Jenner Richards foresees a not-so-distant future where any farmer in Greater Victoria could send an unmanned aircraft into the air – whenever they want – to check on the health of their crops.

“The special cameras (on the aircraft) can tell you whether it’s getting enough water, whether it’s stressed out, whether it’s healthy; and by looking at that you can optimize where (crops are) worth planting, where it’s not worth planting, where you should harvest first,” says Richards, manager of the University of Victoria’s new Centre for Aerospace Research.

The small centre, located north of the Victoria International Airport, will become a site for students to research and develop unmanned air vehicle (UAV) technology to make it commercially accessible and available to civilians.

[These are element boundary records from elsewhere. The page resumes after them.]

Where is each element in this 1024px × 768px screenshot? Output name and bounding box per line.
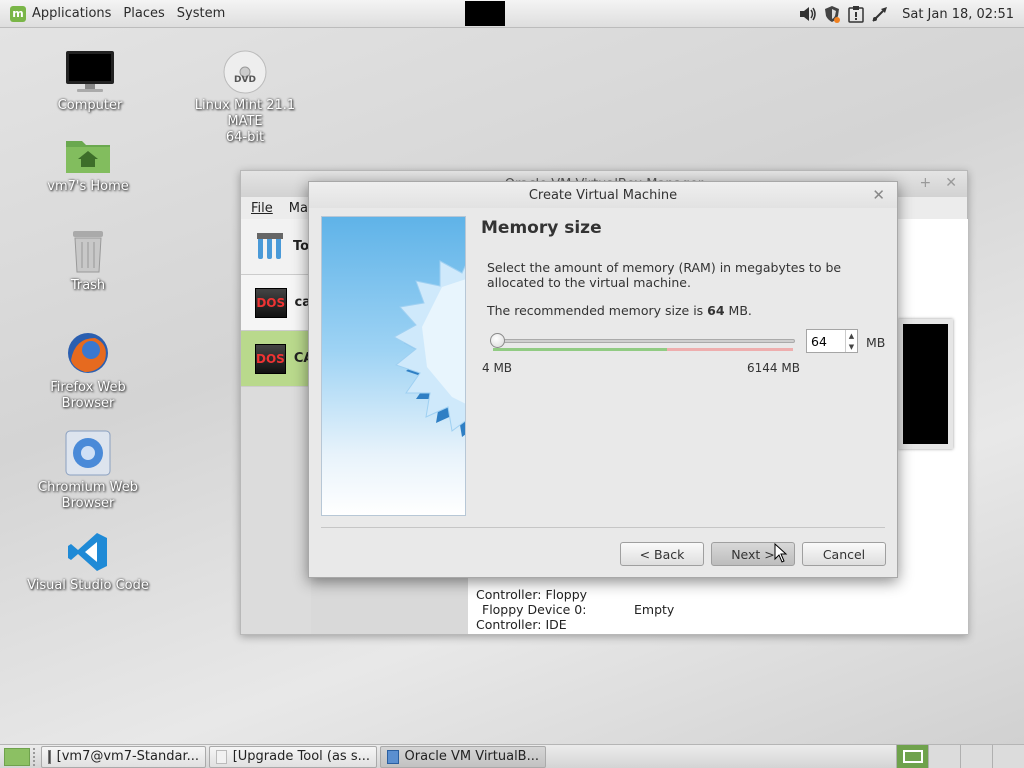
workspace-switcher (896, 745, 1024, 768)
slider-track[interactable] (491, 339, 795, 343)
dialog-title: Create Virtual Machine (528, 187, 678, 203)
bottom-taskbar: [vm7@vm7-Standar... [Upgrade Tool (as s.… (0, 744, 1024, 768)
desktop-icon-label: Firefox Web Browser (50, 380, 126, 411)
workspace-1[interactable] (896, 745, 928, 768)
wizard-banner-image (321, 216, 466, 516)
taskbar-grip (33, 747, 38, 766)
back-button[interactable]: < Back (620, 542, 704, 566)
show-desktop-icon[interactable] (4, 747, 30, 766)
slider-scale (493, 348, 793, 351)
memory-spinbox[interactable]: ▲ ▼ (806, 329, 858, 353)
dos-icon: DOS (255, 343, 286, 374)
desktop-icon-home[interactable]: vm7's Home (23, 135, 153, 195)
home-folder-icon (66, 141, 110, 173)
system-tray: Sat Jan 18, 02:51 (798, 0, 1024, 28)
upgrade-tool-icon (216, 749, 227, 764)
taskbar-item-label: Oracle VM VirtualB... (404, 749, 539, 764)
clock[interactable]: Sat Jan 18, 02:51 (902, 7, 1014, 22)
desktop-icon-label: Visual Studio Code (27, 578, 149, 593)
mint-logo-icon: m (10, 5, 26, 22)
vm-list-item[interactable]: DOS ca (241, 275, 311, 331)
storage-controller-floppy: Controller: Floppy (476, 587, 588, 602)
recommended-memory-text: The recommended memory size is 64 MB. (487, 303, 752, 318)
recommended-value: 64 (707, 303, 725, 318)
vm-list-item-tools[interactable]: To (241, 219, 311, 275)
taskbar-item-virtualbox[interactable]: Oracle VM VirtualB... (380, 745, 546, 768)
chromium-icon (65, 430, 111, 476)
menu-file[interactable]: File (251, 201, 273, 216)
desktop-icon-chromium[interactable]: Chromium Web Browser (23, 430, 153, 512)
taskbar-item-terminal[interactable]: [vm7@vm7-Standar... (41, 745, 206, 768)
recommended-prefix: The recommended memory size is (487, 303, 708, 318)
system-menu[interactable]: System (171, 0, 231, 28)
vm-list: To DOS ca DOS CA (241, 219, 313, 634)
taskbar-item-label: [vm7@vm7-Standar... (56, 749, 199, 764)
vscode-icon (68, 533, 107, 571)
desktop-icon-label: Linux Mint 21.1 MATE 64-bit (194, 98, 296, 145)
dvd-icon: DVD (223, 50, 267, 94)
panel-window-thumbnail[interactable] (465, 1, 505, 26)
computer-icon (66, 51, 114, 92)
memory-slider[interactable] (487, 332, 799, 352)
desktop-icon-trash[interactable]: Trash (23, 228, 153, 294)
desktop-icon-label: Chromium Web Browser (38, 480, 138, 511)
page-title: Memory size (481, 218, 602, 238)
divider (321, 527, 885, 528)
storage-controller-ide: Controller: IDE (476, 617, 567, 632)
slider-handle[interactable] (489, 333, 505, 348)
storage-floppy-device: Floppy Device 0: (482, 602, 587, 617)
memory-description: Select the amount of memory (RAM) in meg… (487, 260, 842, 290)
vm-preview (898, 319, 953, 449)
memory-unit-label: MB (866, 335, 886, 350)
cancel-button[interactable]: Cancel (802, 542, 886, 566)
dos-icon: DOS (255, 287, 287, 318)
create-vm-dialog[interactable]: Create Virtual Machine ✕ Memory size Sel… (308, 181, 898, 578)
slider-min-label: 4 MB (482, 361, 513, 375)
vm-storage-details: Controller: Floppy Floppy Device 0: Empt… (476, 587, 674, 632)
close-icon[interactable]: ✕ (872, 186, 885, 204)
workspace-4[interactable] (992, 745, 1024, 768)
shield-icon[interactable] (822, 4, 842, 24)
desktop-icon-firefox[interactable]: Firefox Web Browser (23, 330, 153, 412)
maximize-icon[interactable]: + (920, 175, 932, 191)
trash-icon (73, 231, 103, 273)
taskbar-item-upgrade-tool[interactable]: [Upgrade Tool (as s... (209, 745, 377, 768)
dialog-titlebar[interactable]: Create Virtual Machine ✕ (309, 182, 897, 208)
places-menu[interactable]: Places (117, 0, 170, 28)
desktop-icon-vscode[interactable]: Visual Studio Code (23, 530, 153, 594)
spin-up-icon[interactable]: ▲ (846, 330, 857, 341)
menu-machine[interactable]: Ma (289, 201, 308, 216)
vm-list-item-selected[interactable]: DOS CA (241, 331, 313, 387)
desktop-icon-label: vm7's Home (47, 179, 129, 194)
desktop-icon-label: Trash (70, 278, 106, 293)
clipboard-alert-icon[interactable] (846, 4, 866, 24)
applications-menu[interactable]: m Applications (0, 0, 117, 28)
taskbar-item-label: [Upgrade Tool (as s... (232, 749, 370, 764)
close-icon[interactable]: ✕ (945, 175, 957, 191)
recommended-suffix: MB. (724, 303, 752, 318)
desktop-icon-computer[interactable]: Computer (25, 50, 155, 114)
desktop-icon-dvd[interactable]: DVD Linux Mint 21.1 MATE 64-bit (180, 50, 310, 146)
top-panel: m Applications Places System Sat Jan 18,… (0, 0, 1024, 28)
memory-input[interactable] (807, 331, 845, 351)
terminal-icon (48, 749, 51, 764)
firefox-icon (68, 333, 108, 373)
vm-entry-label: To (293, 239, 310, 254)
network-icon[interactable] (870, 4, 890, 24)
virtualbox-icon (387, 749, 399, 764)
mouse-cursor-icon (774, 543, 788, 563)
volume-icon[interactable] (798, 4, 818, 24)
workspace-3[interactable] (960, 745, 992, 768)
applications-menu-label: Applications (32, 6, 112, 21)
spin-down-icon[interactable]: ▼ (846, 341, 857, 352)
tools-icon (257, 232, 283, 259)
storage-floppy-value: Empty (634, 602, 675, 617)
workspace-2[interactable] (928, 745, 960, 768)
slider-max-label: 6144 MB (747, 361, 800, 375)
svg-text:DVD: DVD (234, 75, 256, 85)
desktop-icon-label: Computer (57, 98, 123, 113)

“We will be looking at the airplane design, the electronics, avionics, we’re talking about propulsion, payload, how to do the processing of the data. All these things will be part of this program,” says Afzal Suleman, an aerospace engineer and chair of UVic’s Aerospace Centre. “The idea is to create better (UAVs). We’re talking smaller ones, but also (UAVs that have) lighter environmental footprints.”

On Friday, North Vancouver MP Andrew Saxton, on behalf of Western Economic Diversification, announced $671,500 in funding for the centre.

Richards says there’s currently a huge gap in supplies in the UAV sector – there’s little offered between million-dollar military drones and pieced-together hobby shop airplanes.